Traduction modifiée de l'italien dans Guerre au Paradis n°1 (Paris), mars 2010
Aux aspirants suicidaires...
On parle beaucoup de suicide en ce moment, c’est que les temps sont durs... La restructuration du capitalisme, les licenciements de masse, délocalisations, hausse des prix des produits de consommation courante, services sociaux de plus en plus excluant etc.. On pourrait croire que le capitalisme chute, mais il ne fait que s’assumer encore un peu plus à travers la vague des suicides d’employés de France Telecom, Peugeot, Renault, l’augmentation des maladies du travail, de la consommation d’anti-depresseurs et de psychotropes pour faire passer la pilule de l’exploitation. On entend même ici et là que des ouvriers se révoltent aux quatre coins du monde, que souvent, ils sont trop isolés pour mener à bien leur lutte, qu’ils sont parfois écrasés dans le sang. Si beaucoup sont têtus et ne lâchent pas l’affaire, beaucoup d’autres se résignent, et parfois, suicidaires, font le choix ultime.
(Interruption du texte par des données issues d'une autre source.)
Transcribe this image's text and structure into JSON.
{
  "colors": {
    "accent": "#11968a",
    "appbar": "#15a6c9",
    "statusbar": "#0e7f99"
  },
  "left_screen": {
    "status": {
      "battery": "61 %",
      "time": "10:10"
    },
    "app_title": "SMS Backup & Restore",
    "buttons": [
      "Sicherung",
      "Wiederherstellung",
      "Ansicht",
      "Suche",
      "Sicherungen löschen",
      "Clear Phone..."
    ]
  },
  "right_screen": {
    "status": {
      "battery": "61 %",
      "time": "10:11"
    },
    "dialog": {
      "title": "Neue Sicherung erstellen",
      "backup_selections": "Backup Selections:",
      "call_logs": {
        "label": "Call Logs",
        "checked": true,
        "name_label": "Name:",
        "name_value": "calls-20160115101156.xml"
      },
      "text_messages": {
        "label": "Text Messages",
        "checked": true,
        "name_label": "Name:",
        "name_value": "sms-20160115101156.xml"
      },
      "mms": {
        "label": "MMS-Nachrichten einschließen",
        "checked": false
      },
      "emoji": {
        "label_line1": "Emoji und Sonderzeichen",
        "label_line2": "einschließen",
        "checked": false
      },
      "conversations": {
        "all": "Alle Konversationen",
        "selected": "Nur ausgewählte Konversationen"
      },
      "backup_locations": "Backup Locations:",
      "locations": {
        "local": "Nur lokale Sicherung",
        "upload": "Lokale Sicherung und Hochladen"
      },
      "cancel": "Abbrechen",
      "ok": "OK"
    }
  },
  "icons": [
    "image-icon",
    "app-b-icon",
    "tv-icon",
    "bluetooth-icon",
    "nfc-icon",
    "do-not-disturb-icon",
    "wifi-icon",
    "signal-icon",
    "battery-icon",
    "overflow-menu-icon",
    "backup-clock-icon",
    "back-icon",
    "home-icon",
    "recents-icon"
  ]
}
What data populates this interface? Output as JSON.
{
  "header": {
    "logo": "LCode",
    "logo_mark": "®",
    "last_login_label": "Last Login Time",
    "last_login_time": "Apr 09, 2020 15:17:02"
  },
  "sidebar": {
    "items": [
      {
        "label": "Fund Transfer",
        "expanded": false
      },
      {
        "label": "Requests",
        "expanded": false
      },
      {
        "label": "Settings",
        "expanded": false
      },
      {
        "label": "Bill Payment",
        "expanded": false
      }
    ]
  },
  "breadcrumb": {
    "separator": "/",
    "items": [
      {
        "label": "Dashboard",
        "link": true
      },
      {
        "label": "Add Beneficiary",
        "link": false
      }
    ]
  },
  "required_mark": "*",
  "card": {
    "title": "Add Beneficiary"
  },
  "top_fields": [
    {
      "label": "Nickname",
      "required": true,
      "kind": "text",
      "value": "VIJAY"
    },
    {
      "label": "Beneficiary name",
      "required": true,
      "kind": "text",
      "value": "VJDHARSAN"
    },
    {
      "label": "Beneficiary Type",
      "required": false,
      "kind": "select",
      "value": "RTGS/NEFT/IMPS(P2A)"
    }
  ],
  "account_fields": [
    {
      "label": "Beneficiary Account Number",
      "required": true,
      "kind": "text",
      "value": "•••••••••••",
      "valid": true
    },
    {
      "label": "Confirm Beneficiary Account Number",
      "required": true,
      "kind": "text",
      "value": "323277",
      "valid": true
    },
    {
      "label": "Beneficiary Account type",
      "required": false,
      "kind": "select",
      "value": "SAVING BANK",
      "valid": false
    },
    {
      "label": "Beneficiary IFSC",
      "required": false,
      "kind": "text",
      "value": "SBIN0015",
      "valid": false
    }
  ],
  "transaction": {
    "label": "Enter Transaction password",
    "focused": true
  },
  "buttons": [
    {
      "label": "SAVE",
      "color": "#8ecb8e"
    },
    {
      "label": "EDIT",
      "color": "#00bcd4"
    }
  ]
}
Si nous vous adressons ces mots, hommes et femmes qui êtes dégoutés de tout et que rien ni personne ne pourra plus détourner d’un destin tragique, ce n’est pas pour vous rappeler un devoir n’ayant pas lieu d’être à l’égard d’une vie qui ne vaut pas la peine d’être vécue. Nous ne manquerons pas de respect pour votre décision, car vous et vous seul êtes aptes à connaître l’étendue exacte de la douleur et de l’angoisse qui empoisonne votre existence. Qui n’éprouve pas cette douleur, cette angoisse, qui ne les a même jamais effleurés parce que perverti par l’argent ou aveuglé par la foi, n’a aucune raison de blâmer votre détermination fatale.
Nous ne voulons donc pas vous sermonner, ni vous empêcher de réaliser votre décision ferme. Nous avons simplement l’intention de vous demander une faveur, une petite faveur pour vous qui avez décidé de quitter ce monde, mais qui nous donnerait une immense joie, à nous qui, pour le moment, avons décidé de rester. Puisque vous êtes résolus à entreprendre le Grand Voyage, pendant que vous y êtes ne pourriez-vous pas porter votre regard sur quelques uns des malheurs qui ont rendu si insupportables vos jours sur cette terre ?
Vouloir accomplir la dernière étape dans la solitude est compréhensible, c’est humain. Mais le faire accompagné est sublime, divin. Qui plus est, qu’avez-vous à craindre ? Pour une fois rien ne viendra vous importuner, vous reprocher les conséquences de votre geste. Par exemple, vous pourriez avaler votre poison seulement après l’avoir fait goûter au député qui pendant des années vous l’a donné à boire. Vous voulez ajouter un peu de plomb dans votre tête ? D’accord, mais pas avant de l’avoir tiré dans celle du directeur de banque qui vous a ruiné. Si vous voulez plutôt serrer le noeud coulant autour de votre cou, ce serait bien, avant, de vous entrainer sur le cou du patron d’industrie qui vous a licencié. Avant d’aller dans l’au-delà vous pourrez faire une surprise à l’évêque qui a excommunié votre conscience, de lui organiser une rencontre immédiate avec son Chef Suprême. Et pourquoi ne pas entraîner avec vous sous les roues le flic qui attend le train ou le métro à côté de vous ? Il perdrait finalement sa mauvaise habitude d’emprisonner la liberté d’autrui. Ne vous offensez pas, mais nous n’avons jamais compris pourquoi le Palais de Justice ou la Bourse n’excitaient pas l’imagination des désespérés que vous êtes comme semblent le faire les écoles aux États-Unis : une fusillade sur les magistrats, sur les spéculateurs financiers, serait un touchant cadeau d’adieu à vos compagnons d’infortune.
Pouvez-vous imaginer ce qui arriverait si même un cinquième des suicidés inflexibles de chaque pays associait son dernier souffle à celui d’un infâme homme de pouvoir ? Pour votre mérite – vous suicidés habituellement blâmés – on assisterait à une grande prise de conscience morale. Dans les hautes sphères, on y penserait à deux fois avant de jeter d’autres êtres humains dans le désespoir qui est le vôtre.
Peut-être trouverons-nous la force d’achever le travail que vous aurez généreusement commencé.
Nous vous prions, nous vous supplions, de grâce, grands désespérés des cinq continents, ayez du coeur une dernière fois. Ne mourrez pas seuls et ignorés, choisissez une célébrité institutionnelle et crevez en tandem.